PHYSICAL EXAM: Examination of the right foot and ankle revealed an obvious deformity of right ankle without laceration or skin puncture. Patient was able to move all toes but unable to move the ankle due to pain. He was neurovascularly intact. Exam was limited due to pain.

DIFFERENTIAL DIAGNOSIS:

1. Subtalar Dislocation

2. Talonavicular Dislocation

3. Talus Fracture

4. Tibia Fracture

TEST AND RESULTS:

Right ankle and foot x-rays: Closed dislocation of the medial subtalar joint and talonavicular joint without obvious fracture.

FINAL/WORKING DIAGNOSIS:

Right Medial Subtalar dislocation, Talonavicular Dislocation, Talus Fracture

DISCUSSION: Consent was obtained, and the patient was taken to the OR for reduction under general anesthesia. After reduction of the right ankle, CT was performed which showed a successful reduction of the medial subtalar and talonavicular dislocations. The CT also revealed a nondisplaced fracture of the medial border of the talus. He was placed in a posterior splint and stirrup and made non-weightbearing. It was not determined why this relatively low impact mechanism caused such rare and significant injuries. Proper reduction was critical in this case to avoid future equinovarus deformity, ankylosis, or severe degenerative arthritis warranting further intervention.
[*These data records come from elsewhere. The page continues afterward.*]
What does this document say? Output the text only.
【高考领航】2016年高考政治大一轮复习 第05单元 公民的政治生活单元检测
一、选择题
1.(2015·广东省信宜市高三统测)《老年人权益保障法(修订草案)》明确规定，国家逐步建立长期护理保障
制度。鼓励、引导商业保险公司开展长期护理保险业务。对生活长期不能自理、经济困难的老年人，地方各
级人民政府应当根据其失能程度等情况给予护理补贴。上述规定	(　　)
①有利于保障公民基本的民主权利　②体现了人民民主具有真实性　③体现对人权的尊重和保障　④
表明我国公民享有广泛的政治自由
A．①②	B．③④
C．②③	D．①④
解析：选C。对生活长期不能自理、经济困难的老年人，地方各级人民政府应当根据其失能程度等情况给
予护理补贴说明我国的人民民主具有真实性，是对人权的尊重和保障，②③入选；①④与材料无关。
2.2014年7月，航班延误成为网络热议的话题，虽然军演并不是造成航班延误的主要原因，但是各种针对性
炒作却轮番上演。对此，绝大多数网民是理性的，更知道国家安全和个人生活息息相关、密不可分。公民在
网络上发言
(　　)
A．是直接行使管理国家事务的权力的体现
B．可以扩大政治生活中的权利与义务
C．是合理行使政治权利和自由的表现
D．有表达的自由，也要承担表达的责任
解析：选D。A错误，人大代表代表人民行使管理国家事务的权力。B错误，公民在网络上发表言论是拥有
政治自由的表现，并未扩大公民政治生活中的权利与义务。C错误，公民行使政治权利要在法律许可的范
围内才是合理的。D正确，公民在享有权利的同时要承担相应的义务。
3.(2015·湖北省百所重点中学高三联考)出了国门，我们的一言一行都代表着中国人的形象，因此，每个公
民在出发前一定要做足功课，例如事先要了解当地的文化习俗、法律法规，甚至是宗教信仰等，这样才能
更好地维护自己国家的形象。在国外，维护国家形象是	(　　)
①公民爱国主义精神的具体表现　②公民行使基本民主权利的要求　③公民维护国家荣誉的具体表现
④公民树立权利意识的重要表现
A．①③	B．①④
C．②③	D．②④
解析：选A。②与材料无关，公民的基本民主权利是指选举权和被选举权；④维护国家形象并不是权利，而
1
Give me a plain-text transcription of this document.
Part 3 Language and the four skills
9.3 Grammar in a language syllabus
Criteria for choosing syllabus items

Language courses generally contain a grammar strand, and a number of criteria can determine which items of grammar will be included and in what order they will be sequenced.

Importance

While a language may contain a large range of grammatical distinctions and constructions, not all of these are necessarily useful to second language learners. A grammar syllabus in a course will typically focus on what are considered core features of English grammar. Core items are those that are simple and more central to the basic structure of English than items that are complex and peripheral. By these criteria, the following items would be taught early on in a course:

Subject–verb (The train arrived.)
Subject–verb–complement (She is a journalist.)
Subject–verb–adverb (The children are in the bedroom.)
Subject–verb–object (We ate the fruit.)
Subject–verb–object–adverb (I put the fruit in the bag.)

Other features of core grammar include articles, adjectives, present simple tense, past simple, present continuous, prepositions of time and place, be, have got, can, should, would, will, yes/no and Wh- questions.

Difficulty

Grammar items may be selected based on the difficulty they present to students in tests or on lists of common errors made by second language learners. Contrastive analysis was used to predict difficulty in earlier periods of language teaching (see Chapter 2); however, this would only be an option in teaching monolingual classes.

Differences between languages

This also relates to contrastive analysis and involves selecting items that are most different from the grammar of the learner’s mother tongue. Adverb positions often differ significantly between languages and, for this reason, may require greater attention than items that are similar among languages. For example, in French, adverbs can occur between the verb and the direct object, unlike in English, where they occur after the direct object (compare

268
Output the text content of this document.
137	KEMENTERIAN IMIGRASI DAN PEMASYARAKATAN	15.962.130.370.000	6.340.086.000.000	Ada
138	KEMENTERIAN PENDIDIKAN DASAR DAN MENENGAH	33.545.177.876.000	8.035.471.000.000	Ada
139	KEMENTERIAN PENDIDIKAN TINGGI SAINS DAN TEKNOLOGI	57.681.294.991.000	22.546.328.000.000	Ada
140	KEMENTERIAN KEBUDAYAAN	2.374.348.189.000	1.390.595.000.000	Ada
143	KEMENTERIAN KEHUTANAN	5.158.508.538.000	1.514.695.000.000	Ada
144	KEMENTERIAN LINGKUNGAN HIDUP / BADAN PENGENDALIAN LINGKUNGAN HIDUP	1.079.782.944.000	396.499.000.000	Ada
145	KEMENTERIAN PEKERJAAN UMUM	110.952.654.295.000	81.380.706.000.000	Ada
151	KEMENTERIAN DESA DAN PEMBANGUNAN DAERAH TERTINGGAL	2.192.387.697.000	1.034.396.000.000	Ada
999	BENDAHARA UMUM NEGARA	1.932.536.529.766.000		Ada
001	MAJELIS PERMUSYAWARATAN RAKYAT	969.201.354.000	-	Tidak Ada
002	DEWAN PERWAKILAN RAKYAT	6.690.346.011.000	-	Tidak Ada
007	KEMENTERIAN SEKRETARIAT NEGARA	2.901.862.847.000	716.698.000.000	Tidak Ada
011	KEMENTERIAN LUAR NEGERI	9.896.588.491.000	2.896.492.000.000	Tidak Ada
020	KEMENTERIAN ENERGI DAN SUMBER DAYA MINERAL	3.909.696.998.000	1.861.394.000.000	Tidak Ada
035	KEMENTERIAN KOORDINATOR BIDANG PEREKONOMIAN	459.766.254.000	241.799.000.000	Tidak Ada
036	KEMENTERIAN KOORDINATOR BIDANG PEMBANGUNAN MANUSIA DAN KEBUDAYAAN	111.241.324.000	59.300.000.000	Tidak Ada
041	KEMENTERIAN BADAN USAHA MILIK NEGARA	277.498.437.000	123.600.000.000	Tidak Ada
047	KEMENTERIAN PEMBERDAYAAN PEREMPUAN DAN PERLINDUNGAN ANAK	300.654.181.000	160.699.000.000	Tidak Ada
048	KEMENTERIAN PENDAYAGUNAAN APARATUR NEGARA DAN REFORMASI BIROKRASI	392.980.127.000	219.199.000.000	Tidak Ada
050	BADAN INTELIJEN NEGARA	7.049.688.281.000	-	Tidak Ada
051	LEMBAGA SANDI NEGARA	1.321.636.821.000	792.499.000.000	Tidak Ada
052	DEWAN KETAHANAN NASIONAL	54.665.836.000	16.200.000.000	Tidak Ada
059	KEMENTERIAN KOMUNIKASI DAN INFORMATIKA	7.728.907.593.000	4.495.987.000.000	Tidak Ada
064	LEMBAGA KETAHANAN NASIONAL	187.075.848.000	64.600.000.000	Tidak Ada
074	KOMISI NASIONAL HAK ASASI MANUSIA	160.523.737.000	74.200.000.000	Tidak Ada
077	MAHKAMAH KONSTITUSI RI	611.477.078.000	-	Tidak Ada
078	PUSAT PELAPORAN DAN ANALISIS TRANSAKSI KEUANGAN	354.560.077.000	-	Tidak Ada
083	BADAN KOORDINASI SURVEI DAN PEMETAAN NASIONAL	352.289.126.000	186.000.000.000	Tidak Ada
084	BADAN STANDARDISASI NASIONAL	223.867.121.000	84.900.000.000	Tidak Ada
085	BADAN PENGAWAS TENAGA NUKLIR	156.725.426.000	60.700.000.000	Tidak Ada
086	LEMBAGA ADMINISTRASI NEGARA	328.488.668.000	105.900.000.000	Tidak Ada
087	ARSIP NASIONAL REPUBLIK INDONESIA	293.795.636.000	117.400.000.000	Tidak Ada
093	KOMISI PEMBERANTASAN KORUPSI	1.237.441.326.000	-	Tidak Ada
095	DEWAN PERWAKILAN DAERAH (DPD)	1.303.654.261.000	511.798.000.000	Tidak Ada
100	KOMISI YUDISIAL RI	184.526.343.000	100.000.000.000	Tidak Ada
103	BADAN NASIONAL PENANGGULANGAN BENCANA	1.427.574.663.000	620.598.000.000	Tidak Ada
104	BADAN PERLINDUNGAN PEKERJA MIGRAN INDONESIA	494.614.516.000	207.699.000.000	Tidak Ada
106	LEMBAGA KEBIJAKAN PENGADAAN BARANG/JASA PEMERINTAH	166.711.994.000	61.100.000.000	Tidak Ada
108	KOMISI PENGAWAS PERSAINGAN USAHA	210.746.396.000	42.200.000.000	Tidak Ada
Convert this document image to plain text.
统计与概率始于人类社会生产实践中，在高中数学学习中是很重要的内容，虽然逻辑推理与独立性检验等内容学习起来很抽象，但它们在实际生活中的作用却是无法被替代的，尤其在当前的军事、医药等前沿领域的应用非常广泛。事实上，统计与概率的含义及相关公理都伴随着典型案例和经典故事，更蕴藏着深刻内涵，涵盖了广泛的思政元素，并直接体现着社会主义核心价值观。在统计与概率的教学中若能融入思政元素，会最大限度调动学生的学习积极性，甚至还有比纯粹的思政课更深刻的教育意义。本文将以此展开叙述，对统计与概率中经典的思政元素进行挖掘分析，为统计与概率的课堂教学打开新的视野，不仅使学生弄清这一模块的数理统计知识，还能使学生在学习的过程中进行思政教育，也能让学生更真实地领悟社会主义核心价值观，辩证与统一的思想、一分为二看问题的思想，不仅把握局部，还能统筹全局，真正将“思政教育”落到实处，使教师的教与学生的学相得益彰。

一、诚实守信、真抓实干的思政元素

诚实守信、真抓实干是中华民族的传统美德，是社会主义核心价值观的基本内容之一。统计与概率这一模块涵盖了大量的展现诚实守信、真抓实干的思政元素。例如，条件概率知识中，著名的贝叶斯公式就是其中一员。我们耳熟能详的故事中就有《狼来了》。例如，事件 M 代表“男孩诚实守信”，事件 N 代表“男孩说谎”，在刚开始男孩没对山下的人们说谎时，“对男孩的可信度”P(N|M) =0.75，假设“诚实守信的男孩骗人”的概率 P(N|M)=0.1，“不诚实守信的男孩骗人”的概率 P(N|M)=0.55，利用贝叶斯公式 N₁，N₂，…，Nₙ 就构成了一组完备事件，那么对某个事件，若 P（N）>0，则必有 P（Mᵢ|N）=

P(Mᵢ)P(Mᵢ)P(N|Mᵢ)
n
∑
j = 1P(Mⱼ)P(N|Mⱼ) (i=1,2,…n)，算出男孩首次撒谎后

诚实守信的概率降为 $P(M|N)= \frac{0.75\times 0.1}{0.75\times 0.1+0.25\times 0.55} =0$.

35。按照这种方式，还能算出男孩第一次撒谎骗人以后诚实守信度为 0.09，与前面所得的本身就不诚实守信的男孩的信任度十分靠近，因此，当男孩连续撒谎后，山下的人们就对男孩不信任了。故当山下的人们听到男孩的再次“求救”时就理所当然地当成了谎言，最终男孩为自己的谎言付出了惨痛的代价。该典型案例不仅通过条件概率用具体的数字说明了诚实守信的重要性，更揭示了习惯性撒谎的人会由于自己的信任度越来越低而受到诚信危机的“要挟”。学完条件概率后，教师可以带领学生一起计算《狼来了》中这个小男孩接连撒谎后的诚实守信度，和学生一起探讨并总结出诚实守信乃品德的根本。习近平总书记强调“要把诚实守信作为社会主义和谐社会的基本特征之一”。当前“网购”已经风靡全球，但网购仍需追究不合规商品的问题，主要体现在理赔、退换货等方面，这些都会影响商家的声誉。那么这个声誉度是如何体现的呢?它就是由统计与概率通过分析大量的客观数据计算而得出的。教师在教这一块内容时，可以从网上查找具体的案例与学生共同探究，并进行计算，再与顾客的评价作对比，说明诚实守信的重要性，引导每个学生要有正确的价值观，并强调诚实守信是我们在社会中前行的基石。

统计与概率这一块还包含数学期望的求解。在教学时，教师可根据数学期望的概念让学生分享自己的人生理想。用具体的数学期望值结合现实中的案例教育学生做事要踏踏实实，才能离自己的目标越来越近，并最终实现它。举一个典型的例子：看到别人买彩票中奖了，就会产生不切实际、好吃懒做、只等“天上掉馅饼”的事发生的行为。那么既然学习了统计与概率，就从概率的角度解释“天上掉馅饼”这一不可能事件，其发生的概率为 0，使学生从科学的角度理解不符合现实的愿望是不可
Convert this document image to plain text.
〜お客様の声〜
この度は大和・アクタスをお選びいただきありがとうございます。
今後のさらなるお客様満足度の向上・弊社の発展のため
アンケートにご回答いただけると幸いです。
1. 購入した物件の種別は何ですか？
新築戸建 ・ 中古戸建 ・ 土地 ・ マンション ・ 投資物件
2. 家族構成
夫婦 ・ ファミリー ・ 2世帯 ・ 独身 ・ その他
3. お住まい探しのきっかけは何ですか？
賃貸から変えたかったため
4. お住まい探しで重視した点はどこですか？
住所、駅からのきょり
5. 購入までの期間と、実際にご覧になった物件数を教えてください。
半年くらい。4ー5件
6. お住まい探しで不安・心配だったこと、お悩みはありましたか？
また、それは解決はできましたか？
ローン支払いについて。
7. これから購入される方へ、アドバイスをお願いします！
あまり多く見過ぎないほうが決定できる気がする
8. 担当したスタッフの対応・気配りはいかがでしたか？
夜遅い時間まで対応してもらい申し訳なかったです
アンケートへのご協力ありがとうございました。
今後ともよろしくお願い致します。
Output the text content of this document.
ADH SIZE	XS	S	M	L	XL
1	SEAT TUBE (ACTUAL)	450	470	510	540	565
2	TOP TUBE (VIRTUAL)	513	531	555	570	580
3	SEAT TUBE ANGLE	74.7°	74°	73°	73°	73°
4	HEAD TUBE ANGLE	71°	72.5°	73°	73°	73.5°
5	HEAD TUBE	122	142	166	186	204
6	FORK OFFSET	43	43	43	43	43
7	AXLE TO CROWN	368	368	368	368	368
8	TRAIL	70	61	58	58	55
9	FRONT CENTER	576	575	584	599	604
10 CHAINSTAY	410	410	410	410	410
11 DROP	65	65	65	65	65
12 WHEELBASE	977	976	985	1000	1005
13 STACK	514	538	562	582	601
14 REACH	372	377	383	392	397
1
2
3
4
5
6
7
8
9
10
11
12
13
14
OUTCOME: The patient was unable to play baseball for the remainder of the season. However, due to his successful reduction, he did not require further interventional treatment. He was transitioned to a short leg walking boot after being non-weightbearing for 6 weeks and participated in a physical therapy program to regain strength and function of his right ankle. His roster status was changed from “disabled” to “active” 8 weeks after his injury.